Over the last 20 years, Alabama has doubled education spending. We've made some improvement, but not enough. Our high school dropout rate is the nation's sixth highest; our ACT scores haven't improved since the 1980's; and, one-third of our students who go to college require remedial classes when they get there just to bring them up to speed. Clearly, we need a fresh, innovative way to tackle these challenges.

It is my firm belief that we need Charter Schools. Charter Schools are, in fact, public schools, but they possess some important differences that give them an edge over the traditional public schools.

They're granted the freedom to try ground-breaking programs that get students learning at high standards. They're not entangled in the public system's administrative and bureaucratic red tape. In exchange for this extra freedom, a Charter School must meet certain performance goals, which are almost always higher than those of most ordinary schools.
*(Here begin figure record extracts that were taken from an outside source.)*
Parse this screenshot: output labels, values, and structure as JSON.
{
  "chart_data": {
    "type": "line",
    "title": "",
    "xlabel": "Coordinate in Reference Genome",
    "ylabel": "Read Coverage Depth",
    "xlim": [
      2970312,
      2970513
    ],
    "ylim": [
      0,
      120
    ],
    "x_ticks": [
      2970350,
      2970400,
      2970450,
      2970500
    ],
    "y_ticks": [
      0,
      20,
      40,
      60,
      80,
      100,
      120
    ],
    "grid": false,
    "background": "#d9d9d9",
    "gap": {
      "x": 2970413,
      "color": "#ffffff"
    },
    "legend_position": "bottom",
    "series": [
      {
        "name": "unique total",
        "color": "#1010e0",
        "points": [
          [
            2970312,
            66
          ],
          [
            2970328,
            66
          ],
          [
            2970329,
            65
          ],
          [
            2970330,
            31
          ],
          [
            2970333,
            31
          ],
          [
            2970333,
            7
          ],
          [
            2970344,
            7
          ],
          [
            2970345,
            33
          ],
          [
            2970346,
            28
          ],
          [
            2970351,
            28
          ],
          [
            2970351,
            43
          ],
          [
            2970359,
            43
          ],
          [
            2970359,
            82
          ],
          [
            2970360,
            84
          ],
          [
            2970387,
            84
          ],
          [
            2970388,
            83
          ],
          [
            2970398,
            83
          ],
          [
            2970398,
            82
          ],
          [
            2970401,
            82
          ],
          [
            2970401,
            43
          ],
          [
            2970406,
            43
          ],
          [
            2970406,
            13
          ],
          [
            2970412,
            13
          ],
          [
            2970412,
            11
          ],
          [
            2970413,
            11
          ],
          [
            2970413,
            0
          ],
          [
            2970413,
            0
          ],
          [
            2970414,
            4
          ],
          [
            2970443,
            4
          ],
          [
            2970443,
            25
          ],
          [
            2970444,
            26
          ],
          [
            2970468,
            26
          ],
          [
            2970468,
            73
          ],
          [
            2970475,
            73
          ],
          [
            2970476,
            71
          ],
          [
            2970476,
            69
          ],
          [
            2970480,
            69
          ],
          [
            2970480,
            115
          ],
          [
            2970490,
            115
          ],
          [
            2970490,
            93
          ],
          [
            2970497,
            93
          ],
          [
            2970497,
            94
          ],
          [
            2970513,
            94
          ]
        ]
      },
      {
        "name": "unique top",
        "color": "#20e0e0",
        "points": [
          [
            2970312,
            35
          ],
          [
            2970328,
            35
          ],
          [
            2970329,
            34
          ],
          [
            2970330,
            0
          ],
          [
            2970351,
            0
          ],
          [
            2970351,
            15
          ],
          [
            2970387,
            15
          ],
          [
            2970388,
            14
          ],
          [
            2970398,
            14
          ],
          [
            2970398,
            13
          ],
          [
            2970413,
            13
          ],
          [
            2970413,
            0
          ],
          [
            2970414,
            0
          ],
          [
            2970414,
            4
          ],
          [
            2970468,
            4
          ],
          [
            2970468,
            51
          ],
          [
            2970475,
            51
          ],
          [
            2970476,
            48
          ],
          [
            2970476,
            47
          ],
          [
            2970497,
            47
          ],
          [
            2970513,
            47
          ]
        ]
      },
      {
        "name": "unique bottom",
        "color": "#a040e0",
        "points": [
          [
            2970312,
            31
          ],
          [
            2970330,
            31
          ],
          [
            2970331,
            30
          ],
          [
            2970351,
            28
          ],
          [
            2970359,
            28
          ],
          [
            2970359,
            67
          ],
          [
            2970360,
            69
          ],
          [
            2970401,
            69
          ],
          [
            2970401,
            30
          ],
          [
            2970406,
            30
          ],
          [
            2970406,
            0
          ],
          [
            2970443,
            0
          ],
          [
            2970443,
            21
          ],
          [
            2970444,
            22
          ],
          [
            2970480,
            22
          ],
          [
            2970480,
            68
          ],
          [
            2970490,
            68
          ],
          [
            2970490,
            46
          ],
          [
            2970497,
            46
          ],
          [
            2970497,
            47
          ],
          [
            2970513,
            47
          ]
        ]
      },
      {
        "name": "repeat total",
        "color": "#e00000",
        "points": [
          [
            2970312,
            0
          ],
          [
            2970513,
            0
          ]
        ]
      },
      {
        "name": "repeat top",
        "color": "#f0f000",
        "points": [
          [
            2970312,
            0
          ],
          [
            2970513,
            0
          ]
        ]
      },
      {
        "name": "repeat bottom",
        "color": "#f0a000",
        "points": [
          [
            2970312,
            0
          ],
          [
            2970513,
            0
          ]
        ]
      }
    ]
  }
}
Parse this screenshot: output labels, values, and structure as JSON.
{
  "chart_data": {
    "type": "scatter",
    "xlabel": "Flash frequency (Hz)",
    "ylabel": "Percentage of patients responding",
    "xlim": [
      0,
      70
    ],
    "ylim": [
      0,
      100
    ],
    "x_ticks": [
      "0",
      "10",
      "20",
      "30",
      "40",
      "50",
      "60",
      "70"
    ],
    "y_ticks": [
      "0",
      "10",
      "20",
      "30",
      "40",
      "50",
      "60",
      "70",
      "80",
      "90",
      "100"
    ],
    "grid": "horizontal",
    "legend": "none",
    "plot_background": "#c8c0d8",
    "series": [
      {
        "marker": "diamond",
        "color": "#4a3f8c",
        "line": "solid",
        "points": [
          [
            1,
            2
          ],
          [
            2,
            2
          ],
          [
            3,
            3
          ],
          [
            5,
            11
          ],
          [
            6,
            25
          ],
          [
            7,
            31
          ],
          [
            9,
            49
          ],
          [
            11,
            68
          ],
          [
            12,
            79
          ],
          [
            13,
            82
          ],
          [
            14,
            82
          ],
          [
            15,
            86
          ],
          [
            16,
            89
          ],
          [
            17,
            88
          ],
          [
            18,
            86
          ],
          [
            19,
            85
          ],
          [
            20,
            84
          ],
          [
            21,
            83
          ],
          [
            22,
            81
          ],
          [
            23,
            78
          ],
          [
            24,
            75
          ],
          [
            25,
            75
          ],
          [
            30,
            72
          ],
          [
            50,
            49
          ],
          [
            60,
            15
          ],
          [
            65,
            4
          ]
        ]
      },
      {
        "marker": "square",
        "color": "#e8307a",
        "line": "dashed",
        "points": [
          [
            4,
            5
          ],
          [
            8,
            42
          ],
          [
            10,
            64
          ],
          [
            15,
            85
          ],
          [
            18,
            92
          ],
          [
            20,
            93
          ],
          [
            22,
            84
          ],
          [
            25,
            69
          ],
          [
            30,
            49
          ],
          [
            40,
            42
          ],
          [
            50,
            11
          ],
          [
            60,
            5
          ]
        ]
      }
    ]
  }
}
If they don't succeed, they're forced to close. Underperforming, ordinary public schools rarely, if ever suffer that fate.

With increased academic performance, taxpayers actually receive value for expended tax dollars.

And best of all, Charter Schools provide real options and hope to parents and students of poor families, who desire a better education but can't afford a private school.

Charter Schools are already working in 40 states and the District of Columbia. Their students are more likely to have higher reading and math skills than those in traditional schools.

If they are successful out there, then I know they can work in Alabama, too!

How you would benefit:

(1) Charter schools offer alternatives and hope for students and parents who are trapped in poorly-performing schools.

(2) Charter Schools provide competition to the status quo of mediocre or under-performing schools by raising performance standards and delivering effective results.